Boom Island might qualify as a headlining act in the lineup this year. The park — at 724 NE. Sibley St., near the Plymouth Avenue bridge and across from the North Loop — proved a workable and popular concert site in 2016, when construction outside Walker Art Center forced Rock the Garden organizers to move the event to the riverside park with a lineup including Chance the Rapper and Nathaniel Rateliff.


For the Basilica Block Party, Boom Island could be a clear blessing on one front: They say it will hold more than 30,000 fans, when attendance was typically capped at around 16,000 people in its usual location around the church grounds.

While there will be room for more people, there will be one less stage at the block party this year, going from three to two. One stage will host the national headliners, and the other will be an all-local stage.

"We think it could have more of a festival atmosphere on Boom Island and really be a fun setting," said Molly Cashman, the special event coordinator at the Basilica of St. Mary who's in charge of the party.

Another difference in 2024: Longtime partner Cities 97 will not be the sole radio sponsor for the party, and multiple stations will be involved.

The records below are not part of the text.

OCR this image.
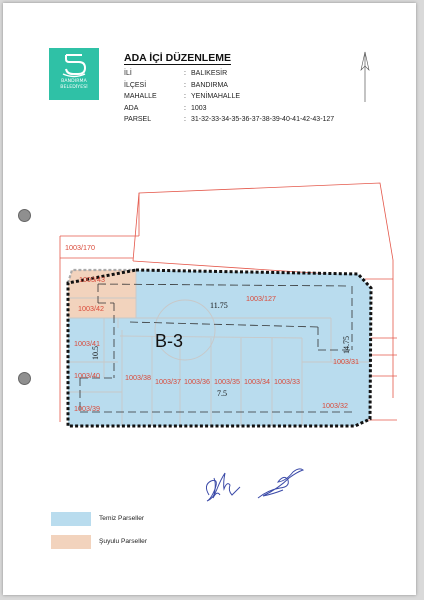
BANDIRMA
BELEDİYESİ
ADA İÇİ DÜZENLEME
İLİ	: BALIKESİR
İLÇESİ	: BANDIRMA
MAHALLE	: YENİMAHALLE
ADA	: 1003
PARSEL	: 31-32-33-34-35-36-37-38-39-40-41-42-43-127
1003/170
1003/43
1003/42
1003/127
1003/41
1003/40
1003/39
1003/38 1003/37 1003/36 1003/35 1003/34 1003/33
1003/31
1003/32
B-3
11.75
14.75
10.5
7.5
Temiz Parseller
Şuyulu Parseller
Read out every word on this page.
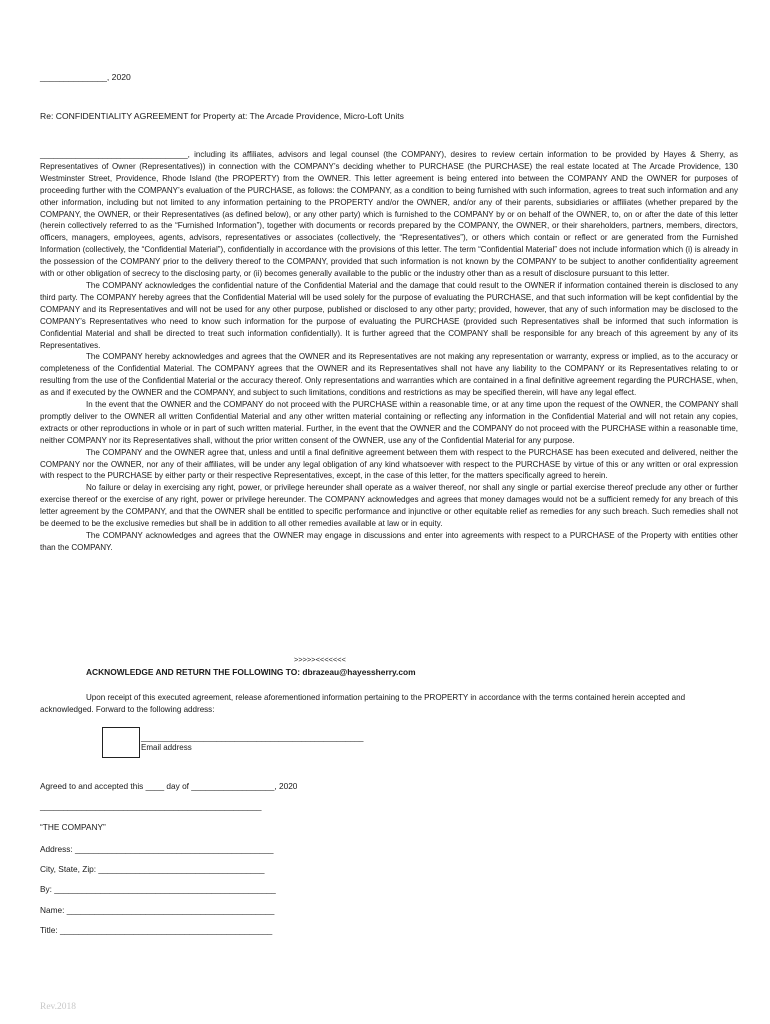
______________, 2020
Re: CONFIDENTIALITY AGREEMENT for Property at: The Arcade Providence, Micro-Loft Units

_________________________________, including its affiliates, advisors and legal counsel (the COMPANY), desires to review certain information to be provided by Hayes & Sherry, as Representatives of Owner (Representatives)) in connection with the COMPANY’s deciding whether to PURCHASE (the PURCHASE) the real estate located at The Arcade Providence, 130 Westminster Street, Providence, Rhode Island (the PROPERTY) from the OWNER. This letter agreement is being entered into between the COMPANY AND the OWNER for purposes of proceeding further with the COMPANY’s evaluation of the PURCHASE, as follows: the COMPANY, as a condition to being furnished with such information, agrees to treat such information and any other information, including but not limited to any information pertaining to the PROPERTY and/or the OWNER, and/or any of their parents, subsidiaries or affiliates (whether prepared by the COMPANY, the OWNER, or their Representatives (as defined below), or any other party) which is furnished to the COMPANY by or on behalf of the OWNER, to, on or after the date of this letter (herein collectively referred to as the “Furnished Information”), together with documents or records prepared by the COMPANY, the OWNER, or their shareholders, partners, members, directors, officers, managers, employees, agents, advisors, representatives or associates (collectively, the “Representatives”), or others which contain or reflect or are generated from the Furnished Information (collectively, the “Confidential Material”), confidentially in accordance with the provisions of this letter. The term “Confidential Material” does not include information which (i) is already in the possession of the COMPANY prior to the delivery thereof to the COMPANY, provided that such information is not known by the COMPANY to be subject to another confidentiality agreement with or other obligation of secrecy to the disclosing party, or (ii) becomes generally available to the public or the industry other than as a result of disclosure pursuant to this letter.

The COMPANY acknowledges the confidential nature of the Confidential Material and the damage that could result to the OWNER if information contained therein is disclosed to any third party. The COMPANY hereby agrees that the Confidential Material will be used solely for the purpose of evaluating the PURCHASE, and that such information will be kept confidential by the COMPANY and its Representatives and will not be used for any other purpose, published or disclosed to any other party; provided, however, that any of such information may be disclosed to the COMPANY’s Representatives who need to know such information for the purpose of evaluating the PURCHASE (provided such Representatives shall be informed that such information is Confidential Material and shall be directed to treat such information confidentially). It is further agreed that the COMPANY shall be responsible for any breach of this agreement by any of its Representatives.

The COMPANY hereby acknowledges and agrees that the OWNER and its Representatives are not making any representation or warranty, express or implied, as to the accuracy or completeness of the Confidential Material. The COMPANY agrees that the OWNER and its Representatives shall not have any liability to the COMPANY or its Representatives relating to or resulting from the use of the Confidential Material or the accuracy thereof. Only representations and warranties which are contained in a final definitive agreement regarding the PURCHASE, when, as and if executed by the OWNER and the COMPANY, and subject to such limitations, conditions and restrictions as may be specified therein, will have any legal effect.

In the event that the OWNER and the COMPANY do not proceed with the PURCHASE within a reasonable time, or at any time upon the request of the OWNER, the COMPANY shall promptly deliver to the OWNER all written Confidential Material and any other written material containing or reflecting any information in the Confidential Material and will not retain any copies, extracts or other reproductions in whole or in part of such written material. Further, in the event that the OWNER and the COMPANY do not proceed with the PURCHASE within a reasonable time, neither COMPANY nor its Representatives shall, without the prior written consent of the OWNER, use any of the Confidential Material for any purpose.

The COMPANY and the OWNER agree that, unless and until a final definitive agreement between them with respect to the PURCHASE has been executed and delivered, neither the COMPANY nor the OWNER, nor any of their affiliates, will be under any legal obligation of any kind whatsoever with respect to the PURCHASE by virtue of this or any written or oral expression with respect to the PURCHASE by either party or their respective Representatives, except, in the case of this letter, for the matters specifically agreed to herein.

No failure or delay in exercising any right, power, or privilege hereunder shall operate as a waiver thereof, nor shall any single or partial exercise thereof preclude any other or further exercise thereof or the exercise of any right, power or privilege hereunder. The COMPANY acknowledges and agrees that money damages would not be a sufficient remedy for any breach of this letter agreement by the COMPANY, and that the OWNER shall be entitled to specific performance and injunctive or other equitable relief as remedies for any such breach. Such remedies shall not be deemed to be the exclusive remedies but shall be in addition to all other remedies available at law or in equity.

The COMPANY acknowledges and agrees that the OWNER may engage in discussions and enter into agreements with respect to a PURCHASE of the Property with entities other than the COMPANY.

>>>>><<<<<<<
ACKNOWLEDGE AND RETURN THE FOLLOWING TO: dbrazeau@hayessherry.com
Upon receipt of this executed agreement, release aforementioned information pertaining to the PROPERTY in accordance with the terms contained herein accepted and acknowledged. Forward to the following address:
__________________________________________________
Email address
Agreed to and accepted this ____ day of __________________, 2020
________________________________________________
“THE COMPANY”
Address: ___________________________________________
City, State, Zip: ____________________________________
By: ________________________________________________
Name: _____________________________________________
Title: ______________________________________________
Rev.2018
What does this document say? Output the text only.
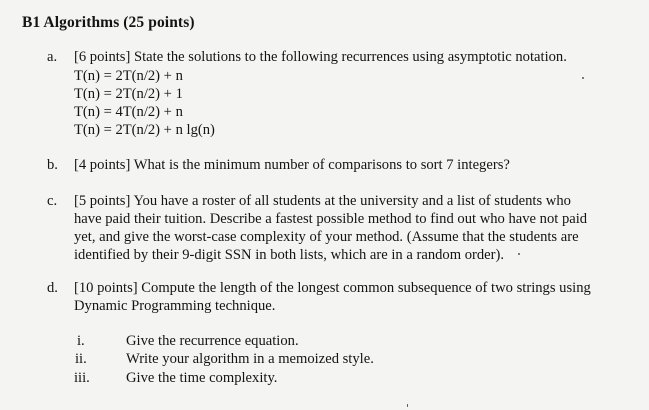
B1 Algorithms (25 points)
a. [6 points] State the solutions to the following recurrences using asymptotic notation.
T(n) = 2T(n/2) + n
T(n) = 2T(n/2) + 1
T(n) = 4T(n/2) + n
T(n) = 2T(n/2) + n lg(n)
b. [4 points] What is the minimum number of comparisons to sort 7 integers?
c. [5 points] You have a roster of all students at the university and a list of students who
have paid their tuition. Describe a fastest possible method to find out who have not paid
yet, and give the worst-case complexity of your method. (Assume that the students are
identified by their 9-digit SSN in both lists, which are in a random order).
d. [10 points] Compute the length of the longest common subsequence of two strings using
Dynamic Programming technique.
i.	Give the recurrence equation.
ii.	Write your algorithm in a memoized style.
iii. Give the time complexity.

Also new: The party will have to compete with the newly announced Minnesota Yacht Club Festival, happening on Harriet Island in St. Paul two weekends before the basilica's party, with performers including Red Hot Chili Peppers and Alanis Morissette. However, other local festivals including Rock the Garden and the Summer Jam have been canceled in the two years since the last basilica party.

The basilica's bash has long been the largest nonprofit music festival in the Twin Cities. The first one was held in 1995 when the basilica desperately needed funds for building restoration.

With a wide range of performers since then — including Brandi Carlile, Weezer, Train, the Goo Goo Dolls and then-up-and-comers such as Imagine Dragons and Zach Bryan — the event has raised more than $5 million over the years.

Citing current structural needs at the basilica as well as poverty and homelessness issues in the Twin Cities, Cashman said: "The needs the party serves are still very much out there. That's another reason we believe it will be welcomed back."